News Archive
Muma College of Business researchers receive $300,000 grant to develop new course
A new $300,000 grant from the National Science Foundation will prepare USF graduate students to take on today's cybersecurity challenges by giving them real-life business cases.
The Muma College of Business Information Systems Decision Sciences Department, in collaboration with with the School of Information and the Criminology Department, received the grant from the NSF in August to create a concluding course for students in the new Master's in Cybersecurity Program. ISDS Professors Grandon Gill and Manish Agrawal are the lead researchers on the grant.
After being awarded a $171,000 grant in 2011 from the NSF, Gill and his colleagues developed the original course for the Management Information Systems degree. The new class format gave MIS seniors a chance to examine case studies from local businesses.
"The idea is to help our students understand what technology looks like when it's applied in the field," Gill said. "We had a successful formula that we used for the undergraduate capstone in MIS, and we wanted to create a similar type of experience for the cybersecurity program."
The case study method, made famous by Harvard Business School, examines the processes behind decisions that companies make, and asks students to analyze those decisions in order to build their business-related critical thinking skills.
In the new graduate course, Gill plans to work with local business to develop about half of the cases, and will develop 12 new cases over the next year and a half. Gill also plans to travel nationally to find the best cybersecurity cases.
Students could take this course starting as early as 2015, Gill said, adding that he plans to develop a course that could be used by multiple tracks in the cybersecurity program. The two-year grant also measures student reaction to the case studies.

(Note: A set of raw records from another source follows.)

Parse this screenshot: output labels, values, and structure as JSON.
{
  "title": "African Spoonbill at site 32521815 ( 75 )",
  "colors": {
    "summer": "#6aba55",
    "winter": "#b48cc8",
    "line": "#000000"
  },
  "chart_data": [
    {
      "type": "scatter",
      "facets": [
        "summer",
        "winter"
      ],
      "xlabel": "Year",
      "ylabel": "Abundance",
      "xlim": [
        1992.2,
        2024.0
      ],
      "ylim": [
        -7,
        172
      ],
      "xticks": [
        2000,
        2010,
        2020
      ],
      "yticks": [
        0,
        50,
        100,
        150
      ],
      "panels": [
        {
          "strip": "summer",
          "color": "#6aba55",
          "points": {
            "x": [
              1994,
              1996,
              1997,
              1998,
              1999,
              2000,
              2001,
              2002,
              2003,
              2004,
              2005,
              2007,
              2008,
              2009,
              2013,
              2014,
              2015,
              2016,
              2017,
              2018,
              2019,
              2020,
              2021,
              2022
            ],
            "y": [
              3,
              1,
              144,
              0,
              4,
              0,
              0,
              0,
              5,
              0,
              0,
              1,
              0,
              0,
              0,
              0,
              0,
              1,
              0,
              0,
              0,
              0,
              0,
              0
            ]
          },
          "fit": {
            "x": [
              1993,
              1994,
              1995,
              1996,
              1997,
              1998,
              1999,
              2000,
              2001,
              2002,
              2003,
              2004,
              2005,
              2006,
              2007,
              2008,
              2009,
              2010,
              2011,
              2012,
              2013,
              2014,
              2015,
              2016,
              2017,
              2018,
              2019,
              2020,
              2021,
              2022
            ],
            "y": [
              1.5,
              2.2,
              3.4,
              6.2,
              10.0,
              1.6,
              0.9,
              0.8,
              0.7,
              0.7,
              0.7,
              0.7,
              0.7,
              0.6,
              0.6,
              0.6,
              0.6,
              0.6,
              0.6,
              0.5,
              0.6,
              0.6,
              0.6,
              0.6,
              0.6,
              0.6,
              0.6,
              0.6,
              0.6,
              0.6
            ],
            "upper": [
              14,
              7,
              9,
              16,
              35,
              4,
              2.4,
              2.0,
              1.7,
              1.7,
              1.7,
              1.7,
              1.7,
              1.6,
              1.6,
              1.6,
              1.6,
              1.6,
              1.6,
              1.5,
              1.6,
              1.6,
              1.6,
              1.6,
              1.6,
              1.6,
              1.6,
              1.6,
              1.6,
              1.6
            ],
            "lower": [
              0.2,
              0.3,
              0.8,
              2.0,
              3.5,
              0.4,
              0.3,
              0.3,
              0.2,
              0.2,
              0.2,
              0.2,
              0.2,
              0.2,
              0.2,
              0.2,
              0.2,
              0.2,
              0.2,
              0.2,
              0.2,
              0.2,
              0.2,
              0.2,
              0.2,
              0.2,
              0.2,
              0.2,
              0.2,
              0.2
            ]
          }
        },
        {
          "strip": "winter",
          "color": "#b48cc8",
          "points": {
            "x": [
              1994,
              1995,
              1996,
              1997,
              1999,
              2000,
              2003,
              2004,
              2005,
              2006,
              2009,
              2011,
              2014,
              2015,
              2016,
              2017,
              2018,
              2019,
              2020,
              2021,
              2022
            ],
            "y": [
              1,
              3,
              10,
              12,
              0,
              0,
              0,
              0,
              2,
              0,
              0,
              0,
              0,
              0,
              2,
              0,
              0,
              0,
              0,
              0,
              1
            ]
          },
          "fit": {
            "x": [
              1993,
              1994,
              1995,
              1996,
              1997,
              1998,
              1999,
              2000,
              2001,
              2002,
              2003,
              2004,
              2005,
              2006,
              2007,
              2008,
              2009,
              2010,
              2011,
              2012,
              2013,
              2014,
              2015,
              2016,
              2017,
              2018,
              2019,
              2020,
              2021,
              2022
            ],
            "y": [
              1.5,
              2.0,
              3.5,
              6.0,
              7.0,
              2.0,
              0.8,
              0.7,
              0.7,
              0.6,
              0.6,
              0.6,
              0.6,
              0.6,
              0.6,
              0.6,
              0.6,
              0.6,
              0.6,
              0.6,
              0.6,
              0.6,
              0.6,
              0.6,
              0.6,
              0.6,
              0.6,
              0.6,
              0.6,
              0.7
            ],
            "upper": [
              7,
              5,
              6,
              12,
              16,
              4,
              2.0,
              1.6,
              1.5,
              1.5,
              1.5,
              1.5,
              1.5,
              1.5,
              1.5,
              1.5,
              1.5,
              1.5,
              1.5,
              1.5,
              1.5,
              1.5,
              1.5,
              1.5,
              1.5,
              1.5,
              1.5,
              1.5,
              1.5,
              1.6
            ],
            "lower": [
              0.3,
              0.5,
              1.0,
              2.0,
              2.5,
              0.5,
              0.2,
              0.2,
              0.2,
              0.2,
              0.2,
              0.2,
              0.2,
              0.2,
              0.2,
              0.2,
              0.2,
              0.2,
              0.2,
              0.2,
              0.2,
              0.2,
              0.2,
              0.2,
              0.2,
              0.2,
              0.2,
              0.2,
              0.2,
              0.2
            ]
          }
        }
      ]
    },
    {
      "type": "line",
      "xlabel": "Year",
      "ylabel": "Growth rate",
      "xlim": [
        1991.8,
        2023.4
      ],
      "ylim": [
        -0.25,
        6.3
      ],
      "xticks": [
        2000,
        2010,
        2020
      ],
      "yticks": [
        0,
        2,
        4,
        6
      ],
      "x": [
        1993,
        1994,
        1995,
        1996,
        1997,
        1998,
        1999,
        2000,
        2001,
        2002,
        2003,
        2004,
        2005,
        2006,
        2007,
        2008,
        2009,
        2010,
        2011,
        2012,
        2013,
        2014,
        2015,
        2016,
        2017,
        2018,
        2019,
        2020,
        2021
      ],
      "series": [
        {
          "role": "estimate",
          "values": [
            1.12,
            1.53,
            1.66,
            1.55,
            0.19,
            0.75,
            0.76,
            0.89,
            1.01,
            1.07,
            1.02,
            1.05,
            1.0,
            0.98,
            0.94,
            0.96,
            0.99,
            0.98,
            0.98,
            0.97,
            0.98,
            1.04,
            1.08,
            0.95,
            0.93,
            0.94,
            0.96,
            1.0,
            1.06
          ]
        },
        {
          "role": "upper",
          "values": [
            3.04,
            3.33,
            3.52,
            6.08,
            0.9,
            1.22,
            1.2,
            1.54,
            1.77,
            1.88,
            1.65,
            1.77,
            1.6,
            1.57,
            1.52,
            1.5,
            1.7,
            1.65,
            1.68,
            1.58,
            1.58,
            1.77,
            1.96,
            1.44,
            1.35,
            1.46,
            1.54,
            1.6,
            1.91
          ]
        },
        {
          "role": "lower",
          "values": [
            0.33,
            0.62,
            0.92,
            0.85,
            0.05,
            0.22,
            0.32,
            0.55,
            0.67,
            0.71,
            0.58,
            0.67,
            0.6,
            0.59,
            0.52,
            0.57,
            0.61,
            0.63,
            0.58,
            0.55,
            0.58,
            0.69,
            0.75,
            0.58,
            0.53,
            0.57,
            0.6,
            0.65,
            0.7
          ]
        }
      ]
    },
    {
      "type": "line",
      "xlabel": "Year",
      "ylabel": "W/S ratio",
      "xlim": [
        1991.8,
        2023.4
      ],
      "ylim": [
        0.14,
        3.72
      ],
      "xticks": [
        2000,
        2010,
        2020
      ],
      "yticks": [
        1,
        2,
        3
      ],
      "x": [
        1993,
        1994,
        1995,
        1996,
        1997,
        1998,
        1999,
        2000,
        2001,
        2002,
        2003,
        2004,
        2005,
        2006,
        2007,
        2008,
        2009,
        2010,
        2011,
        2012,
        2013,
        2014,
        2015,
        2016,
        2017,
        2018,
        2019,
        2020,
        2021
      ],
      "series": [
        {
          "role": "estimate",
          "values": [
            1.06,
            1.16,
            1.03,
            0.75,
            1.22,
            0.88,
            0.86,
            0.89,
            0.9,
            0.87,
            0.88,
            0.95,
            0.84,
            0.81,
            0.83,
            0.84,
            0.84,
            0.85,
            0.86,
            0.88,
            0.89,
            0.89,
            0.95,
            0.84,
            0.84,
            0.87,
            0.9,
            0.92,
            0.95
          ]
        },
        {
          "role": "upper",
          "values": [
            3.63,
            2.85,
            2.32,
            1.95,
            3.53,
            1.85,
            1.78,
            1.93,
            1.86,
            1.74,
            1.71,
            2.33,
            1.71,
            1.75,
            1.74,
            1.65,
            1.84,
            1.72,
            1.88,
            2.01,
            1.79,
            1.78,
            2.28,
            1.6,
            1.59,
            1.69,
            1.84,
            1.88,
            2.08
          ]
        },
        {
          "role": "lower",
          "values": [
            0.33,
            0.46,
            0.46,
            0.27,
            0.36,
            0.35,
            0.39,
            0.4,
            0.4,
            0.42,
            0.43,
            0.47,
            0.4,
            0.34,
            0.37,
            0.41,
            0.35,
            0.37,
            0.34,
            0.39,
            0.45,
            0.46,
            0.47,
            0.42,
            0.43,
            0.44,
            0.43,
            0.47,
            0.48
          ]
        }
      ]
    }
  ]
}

Gill, who joined USF in 2001 and is a leader in the case method field, said case-study research is rewarding for him as well as the students because it has direct impact on the businesses he studies.
"This research is guaranteed to end up in the classroom," he said. "It's guaranteed to impact practice. It's impossible to write a case without having some influence on the decision making."
Gill said he plans to hold at least two faculty workshops on facilitating and writing discussion cases, to further increase the pool of cases and build faculty interest at other universities.